The Texas Constitution under Article 7 Sec. 1.  states “[a] general diffusion of knowledge being essential to the preservation of the liberties and rights of the people, it shall be the duty of the Legislature of the State to establish and make suitable provision for the support and maintenance of an efficient system of public free schools.” Funding education is not being debated, but how it gets funding is a different story. Perhaps the largest block of conservative Republicans that have already begun to voice concern over the provisions of Article 2 of SB8 is the Homeschooling community. The argument from some in this group (not all!) goes something like this: “You cannot trust the government to give money toward something and there not be strings attached. If homeschoolers who are completely unregulated take this money, then they can kiss their homeschooling liberty goodbye!” 

Proponents of the Bill point to the hundreds of thousands if not millions of students who come from either poor or low income families, whose parents work and are unable to afford private school, or do not have the luxury of homeschooling are trapped in a failing system that costs the tax payer a tremendous amount of money with little to no actual education to show for it after 13 years of public school. 

Whichever camp (if any) you happen to fall in, it has never been the object of this County Chairman to tell you what to do, or what to think.

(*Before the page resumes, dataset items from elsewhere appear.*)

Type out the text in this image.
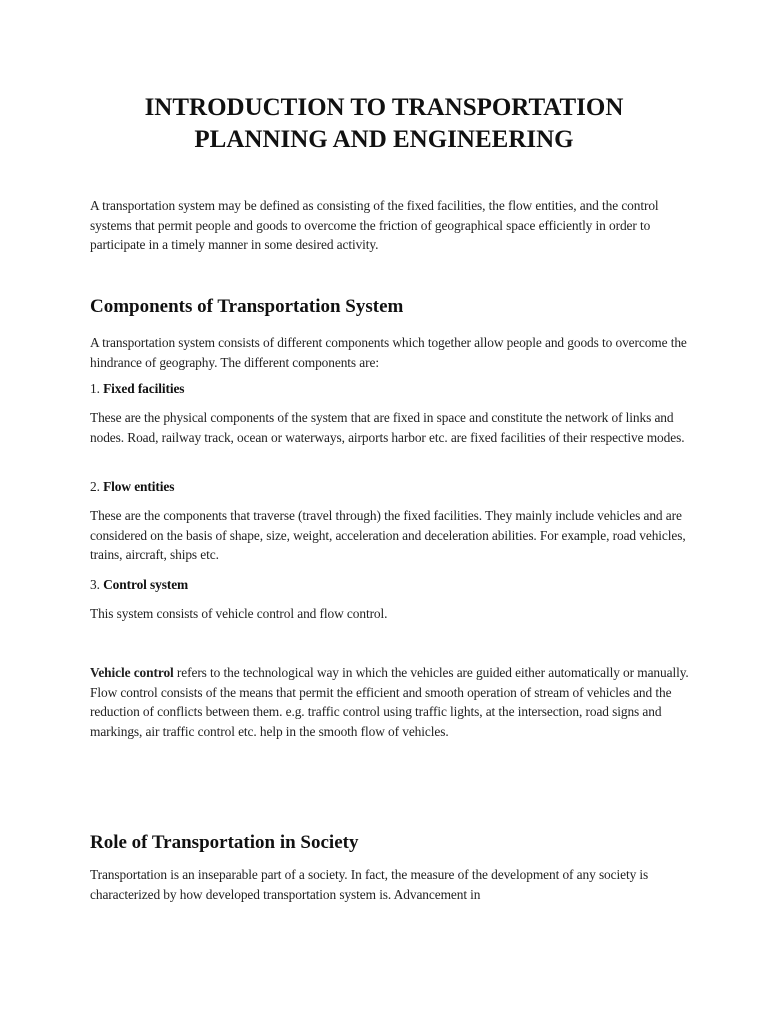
INTRODUCTION TO TRANSPORTATION
PLANNING AND ENGINEERING

A transportation system may be defined as consisting of the fixed facilities, the flow entities, and the control systems that permit people and goods to overcome the friction of geographical space efficiently in order to participate in a timely manner in some desired activity.

Components of Transportation System

A transportation system consists of different components which together allow people and goods to overcome the hindrance of geography. The different components are:

1. Fixed facilities

These are the physical components of the system that are fixed in space and constitute the network of links and nodes. Road, railway track, ocean or waterways, airports harbor etc. are fixed facilities of their respective modes.

2. Flow entities

These are the components that traverse (travel through) the fixed facilities. They mainly include vehicles and are considered on the basis of shape, size, weight, acceleration and deceleration abilities. For example, road vehicles, trains, aircraft, ships etc.

3. Control system

This system consists of vehicle control and flow control.

Vehicle control refers to the technological way in which the vehicles are guided either automatically or manually. Flow control consists of the means that permit the efficient and smooth operation of stream of vehicles and the reduction of conflicts between them. e.g. traffic control using traffic lights, at the intersection, road signs and markings, air traffic control etc. help in the smooth flow of vehicles.

Role of Transportation in Society

Transportation is an inseparable part of a society. In fact, the measure of the development of any society is characterized by how developed transportation system is. Advancement in
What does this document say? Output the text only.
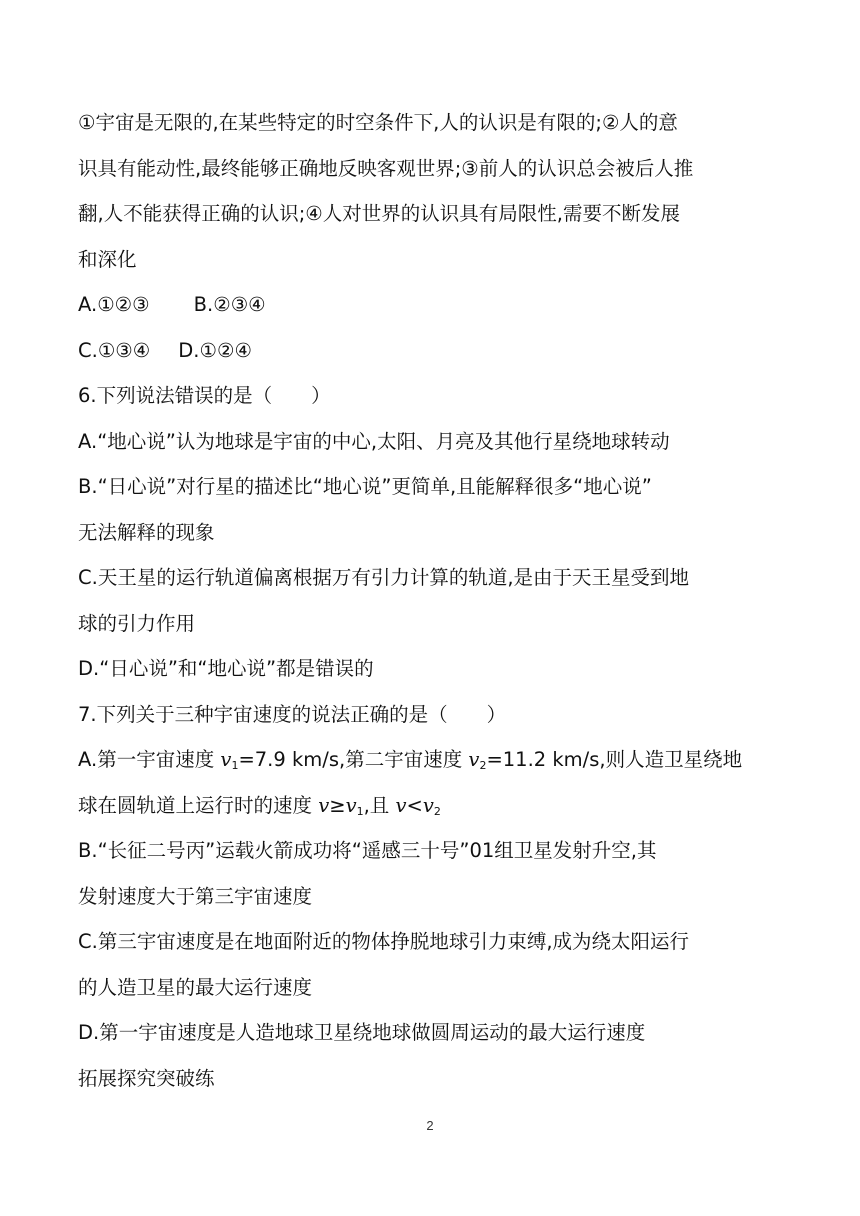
①宇宙是无限的,在某些特定的时空条件下,人的认识是有限的;②人的意
识具有能动性,最终能够正确地反映客观世界;③前人的认识总会被后人推
翻,人不能获得正确的认识;④人对世界的认识具有局限性,需要不断发展
和深化
A.①②③ B.②③④
C.①③④ D.①②④
6.下列说法错误的是（　　）
A.“地心说”认为地球是宇宙的中心,太阳、月亮及其他行星绕地球转动
B.“日心说”对行星的描述比“地心说”更简单,且能解释很多“地心说”
无法解释的现象
C.天王星的运行轨道偏离根据万有引力计算的轨道,是由于天王星受到地
球的引力作用
D.“日心说”和“地心说”都是错误的
7.下列关于三种宇宙速度的说法正确的是（　　）
A.第一宇宙速度 $v_1=7.9$ km/s,第二宇宙速度 $v_2=11.2$ km/s,则人造卫星绕地
球在圆轨道上运行时的速度 $v\ge v_1$,且 $v<v_2$
B.“长征二号丙”运载火箭成功将“遥感三十号”01组卫星发射升空,其
发射速度大于第三宇宙速度
C.第三宇宙速度是在地面附近的物体挣脱地球引力束缚,成为绕太阳运行
的人造卫星的最大运行速度
D.第一宇宙速度是人造地球卫星绕地球做圆周运动的最大运行速度
拓展探究突破练
2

As Republicans we hold the view that the individual is sacred, and a thinking creature capable of self-government. There is no debate that the public school system nationwide, and yes, even in Texas (#statetakeoverHISD) is failing. What we have here is an opportunity to fix that and protect people’s liberty. Is SB8 perfect legislation? No, most assuredly not! Yet, it is still just a bill, and is capable of being amended. What SB8 is in its current state is a very good framework, that can be improved upon. Call Senator Creighton, and if you have suggestions on how to improve it, make them known.  But understand that as Jefferson said, “I know of no safe depository of the ultimate powers of the society but the people themselves; and if we think them not enlightened enough to exercise their control with a wholesome discretion, the remedy is not to take it from them but to inform their discretion.”

Our schools are failing, and the Republican Party has historically ceded the realm of education to the left. It is time that the Republican Party straps the important issue of education to our principles of liberty, virtue, and the pursuit of happiness for the good life of our students and therefore our republic.